As we’ve mentioned, Calla Lilies are tropical plants, so they can only survive in USDA zones from 8 to 10. Anything lower than that will cause the entire plant to die in winter. 

So, to prevent this from happening and to prolong your Calla Lily’s life, you can start doing a process called overwintering. 

In this process, you’ll be removing your Calla Lilies from their soil and storing them away until next spring. 

It may sound like a confusing process, but just like deadheading, it’s quite simple and easy to follow. Just with a few more extra steps! 

How to Overwinter Calla Lilies

Once you’ve followed all the steps of deadheading Calla Lilies, you’ll be ready to overwinter them. 
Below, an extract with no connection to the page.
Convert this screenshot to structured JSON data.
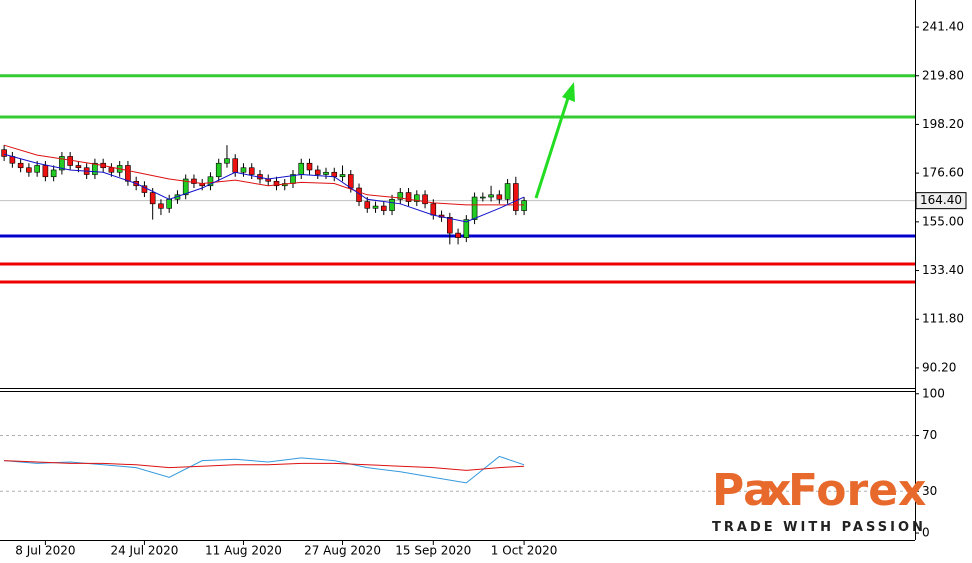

Here’s a step-by-step guide on how you can do that:

  1. Firstly, you’ll need to dig up the roots of the Calla Lilies from the soil.
  2. Gently remove the soil from around the roots and you should find a small ball or bulb.
  3. Rinse the bulb from the remaining soil with water. 
  4. Once it’s nice and clean, place the bulbs outside in the sun to dry. 
  5. After a few hours, bring a box outside and place the bulbs inside to dry some more for around one week. Don’t close the lid; keep the box open.
  6. Once the week passes, bring out the bulbs and cut off any tall stems if there are any still attached to them.
  7. Attached to the bulb, you’ll notice little roots sticking out like hair. Gently remove these roots until you only have a clean bulb left.
  8. Once you’re done, you can now place these bulbs inside a box or a container to store away for the winter.
  9. Make sure to have a few holes in the container to allow air to circular but keep the container closed.
  10. Store the bulbs in any room at 55 degrees Fahrenheit or higher during the winter.
  11. Bring the bulbs out once spring arrives and replant them in the soil. 

And you’re done! By doing this, you’re allowing your Calla Lilies to be safely stored despite the cold winter. Once the seasons change, you’ll be able to enjoy the beautiful flowers in full bloom again for many years to come! 

Final Words – Do You Deadhead Calla Lily Plants

With the changing seasons, Calla Lilies tend to lose their color and beauty. And the closer winter comes, the faster your Calla Lily will die. 

Fortunately, though, Calla Lilies tend to live for a long time. As long as you follow the proper way of deadheading and protecting them from the cold, you should have a healthy flower that lasts a long time!